OBJECTIVE: To study the nephrotoxicity induced by first oral administration of tacrolimus (FK506) and the prevention of diltiazem (Dil). METHODS: 24 Sprague-Dawley male rats were randomly divided into 4 equal groups: control (n = 6), cyclosporine A (CsA) group (receiving CsA 25 mg.kg(-1).d(-1) so as to develop CsA-induced nephropathy model), FK506 group (receiving FK506 0.8 mg.kg(-1).d(-1), the common renal transplantation therapeutic dose, so as to develop FK506-induced nephropathy model), FK506 + Dil group (receiving CsA 0.8 mg.kg(-1).d(-1) and Dil 8 mg.kg(-1).d(-1)), and control group. Four weeks later body weight was measured, blood samples were collected to examine the creatinine, urea nitrogen, and uric acid, and urine samples were collected to examine the 24 h urine protein, uric acid, and creatinine. Then the rats were killed with their kidneys taken out to undergo histopathological examination. RESULTS: The urine creatinine levels of the CsA and FK506 groups were significantly lower than that of the control group (both P < 0.05), however, there was no significant difference in urine creatinine between the FK506 + Dil group and control group. The blood creatinine levels of both CsA and FK506 groups were significantly higher than those of the FK506 + Dil group and control group (all P < 0.05), however, there was no significant difference in blood creatinine between the FK506 + Dil group and control group. The urea nitrogen level of the CsA group was significantly higher than those of the other 3 groups (all P < 0.05).

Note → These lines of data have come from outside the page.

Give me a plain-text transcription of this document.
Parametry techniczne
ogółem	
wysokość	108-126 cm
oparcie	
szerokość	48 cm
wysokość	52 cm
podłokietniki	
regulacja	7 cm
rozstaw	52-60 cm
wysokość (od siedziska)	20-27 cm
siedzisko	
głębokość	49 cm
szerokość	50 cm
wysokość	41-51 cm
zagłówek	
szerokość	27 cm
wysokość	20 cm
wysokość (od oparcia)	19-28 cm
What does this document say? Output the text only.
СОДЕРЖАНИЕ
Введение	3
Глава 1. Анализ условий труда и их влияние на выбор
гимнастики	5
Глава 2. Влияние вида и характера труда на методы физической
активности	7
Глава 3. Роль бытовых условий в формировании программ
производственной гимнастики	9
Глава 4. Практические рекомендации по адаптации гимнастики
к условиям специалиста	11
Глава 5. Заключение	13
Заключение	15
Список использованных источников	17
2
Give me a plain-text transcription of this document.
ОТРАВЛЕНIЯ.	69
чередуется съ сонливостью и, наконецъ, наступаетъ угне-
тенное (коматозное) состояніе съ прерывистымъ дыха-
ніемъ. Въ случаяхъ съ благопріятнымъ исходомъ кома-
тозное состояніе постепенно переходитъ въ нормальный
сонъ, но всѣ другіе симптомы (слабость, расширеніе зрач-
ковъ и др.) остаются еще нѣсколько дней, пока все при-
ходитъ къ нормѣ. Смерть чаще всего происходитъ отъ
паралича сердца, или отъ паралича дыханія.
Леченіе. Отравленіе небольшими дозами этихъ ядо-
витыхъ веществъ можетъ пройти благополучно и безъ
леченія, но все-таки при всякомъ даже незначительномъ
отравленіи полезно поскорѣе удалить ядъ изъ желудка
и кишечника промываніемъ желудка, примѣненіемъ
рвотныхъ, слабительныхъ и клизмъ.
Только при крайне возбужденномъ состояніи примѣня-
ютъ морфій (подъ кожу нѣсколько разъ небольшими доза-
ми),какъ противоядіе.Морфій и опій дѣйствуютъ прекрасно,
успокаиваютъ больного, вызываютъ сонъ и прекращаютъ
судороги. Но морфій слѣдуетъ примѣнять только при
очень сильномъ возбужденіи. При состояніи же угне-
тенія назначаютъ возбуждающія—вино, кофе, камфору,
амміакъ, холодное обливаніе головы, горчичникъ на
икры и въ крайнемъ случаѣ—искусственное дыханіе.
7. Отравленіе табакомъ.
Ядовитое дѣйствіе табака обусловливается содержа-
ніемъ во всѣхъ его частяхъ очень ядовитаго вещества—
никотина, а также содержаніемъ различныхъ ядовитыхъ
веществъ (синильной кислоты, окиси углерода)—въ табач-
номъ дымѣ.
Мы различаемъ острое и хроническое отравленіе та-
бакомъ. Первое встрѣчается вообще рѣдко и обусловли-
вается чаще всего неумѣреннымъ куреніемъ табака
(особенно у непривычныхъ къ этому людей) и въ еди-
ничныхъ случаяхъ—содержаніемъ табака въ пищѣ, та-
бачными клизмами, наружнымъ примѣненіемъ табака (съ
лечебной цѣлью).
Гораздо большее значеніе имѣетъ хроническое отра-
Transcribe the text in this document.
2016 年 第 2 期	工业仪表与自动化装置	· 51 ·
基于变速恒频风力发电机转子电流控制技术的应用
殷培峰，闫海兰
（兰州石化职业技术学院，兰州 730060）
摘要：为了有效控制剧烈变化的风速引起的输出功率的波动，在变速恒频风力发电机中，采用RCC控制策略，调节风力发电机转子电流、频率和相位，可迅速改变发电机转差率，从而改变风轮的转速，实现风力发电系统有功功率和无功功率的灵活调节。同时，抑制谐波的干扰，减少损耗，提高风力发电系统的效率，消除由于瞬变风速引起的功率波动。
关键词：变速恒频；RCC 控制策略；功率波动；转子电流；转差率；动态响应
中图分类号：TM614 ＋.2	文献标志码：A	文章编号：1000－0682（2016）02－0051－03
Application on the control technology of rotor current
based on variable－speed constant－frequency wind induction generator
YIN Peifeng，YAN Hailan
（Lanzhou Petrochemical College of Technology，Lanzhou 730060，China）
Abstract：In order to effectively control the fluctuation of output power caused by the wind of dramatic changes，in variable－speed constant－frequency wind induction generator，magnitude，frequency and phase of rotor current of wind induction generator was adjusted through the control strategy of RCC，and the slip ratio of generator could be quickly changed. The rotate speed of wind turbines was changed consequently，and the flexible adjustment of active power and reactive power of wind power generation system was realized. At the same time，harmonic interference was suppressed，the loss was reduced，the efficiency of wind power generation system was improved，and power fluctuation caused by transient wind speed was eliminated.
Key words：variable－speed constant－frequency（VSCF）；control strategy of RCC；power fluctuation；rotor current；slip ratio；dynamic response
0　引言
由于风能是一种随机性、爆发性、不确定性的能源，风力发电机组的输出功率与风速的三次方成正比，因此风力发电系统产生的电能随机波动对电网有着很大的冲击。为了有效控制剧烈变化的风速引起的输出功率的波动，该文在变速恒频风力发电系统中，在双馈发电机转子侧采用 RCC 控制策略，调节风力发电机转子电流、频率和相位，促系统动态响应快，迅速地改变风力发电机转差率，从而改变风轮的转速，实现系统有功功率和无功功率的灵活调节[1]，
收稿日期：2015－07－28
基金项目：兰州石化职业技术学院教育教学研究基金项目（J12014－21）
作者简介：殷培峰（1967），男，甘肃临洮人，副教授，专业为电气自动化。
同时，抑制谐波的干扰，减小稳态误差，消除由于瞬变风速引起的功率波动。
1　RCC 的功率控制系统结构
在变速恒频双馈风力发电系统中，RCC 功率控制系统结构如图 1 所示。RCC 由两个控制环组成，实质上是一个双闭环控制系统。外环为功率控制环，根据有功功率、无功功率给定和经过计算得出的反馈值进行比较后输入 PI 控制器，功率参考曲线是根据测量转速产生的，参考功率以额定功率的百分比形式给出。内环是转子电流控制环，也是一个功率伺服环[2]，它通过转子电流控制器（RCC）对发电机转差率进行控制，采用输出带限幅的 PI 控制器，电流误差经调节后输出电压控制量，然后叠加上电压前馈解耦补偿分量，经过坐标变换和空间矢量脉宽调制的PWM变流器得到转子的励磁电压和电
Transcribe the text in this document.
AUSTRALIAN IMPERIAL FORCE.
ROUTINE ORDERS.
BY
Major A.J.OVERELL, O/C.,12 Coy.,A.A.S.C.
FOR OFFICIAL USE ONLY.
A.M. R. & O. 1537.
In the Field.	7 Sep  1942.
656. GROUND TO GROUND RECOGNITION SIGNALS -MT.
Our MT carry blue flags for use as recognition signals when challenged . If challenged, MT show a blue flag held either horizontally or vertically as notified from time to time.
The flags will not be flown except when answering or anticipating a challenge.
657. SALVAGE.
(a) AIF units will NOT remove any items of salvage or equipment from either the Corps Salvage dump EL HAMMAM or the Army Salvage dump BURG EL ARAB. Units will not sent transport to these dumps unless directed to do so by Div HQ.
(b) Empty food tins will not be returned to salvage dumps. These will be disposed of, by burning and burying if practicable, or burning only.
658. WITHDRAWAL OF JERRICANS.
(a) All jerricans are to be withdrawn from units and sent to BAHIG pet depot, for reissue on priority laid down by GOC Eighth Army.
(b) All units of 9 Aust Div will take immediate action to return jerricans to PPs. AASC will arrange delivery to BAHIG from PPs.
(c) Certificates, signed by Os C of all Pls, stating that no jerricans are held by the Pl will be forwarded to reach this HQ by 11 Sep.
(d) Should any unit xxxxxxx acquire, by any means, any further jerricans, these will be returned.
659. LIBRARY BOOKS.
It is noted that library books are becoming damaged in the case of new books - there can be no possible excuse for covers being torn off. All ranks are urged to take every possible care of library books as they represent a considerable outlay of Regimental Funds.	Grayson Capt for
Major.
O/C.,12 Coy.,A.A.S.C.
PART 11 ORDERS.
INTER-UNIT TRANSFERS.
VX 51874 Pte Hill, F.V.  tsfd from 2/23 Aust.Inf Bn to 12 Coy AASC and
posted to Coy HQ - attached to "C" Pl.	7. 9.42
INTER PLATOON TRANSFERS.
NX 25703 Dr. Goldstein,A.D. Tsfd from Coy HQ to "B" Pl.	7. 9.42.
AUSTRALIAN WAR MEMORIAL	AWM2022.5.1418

The creatinine clearance rates of the CsA and FK506 groups were both significantly lower than that of the control group (both P < 0.05), and the creatinine clearance rate of the FK506 + Dil group was between those of the FK506 group and control group, however, with significant differences with both of them. Histopathology examination showed cloudy swelling and vacuolization of the renal tubular epithelial cells in the CsA and FK506 groups. However, the pathological changes of the FK506 + Dil group were remarkably milder in comparison with these 2 groups. CONCLUSION: FK506 and CsA at the renal transplantation therapeutic dose induce nephrotoxicity. Diltiazem prevents FK506-induced nephrotoxicity.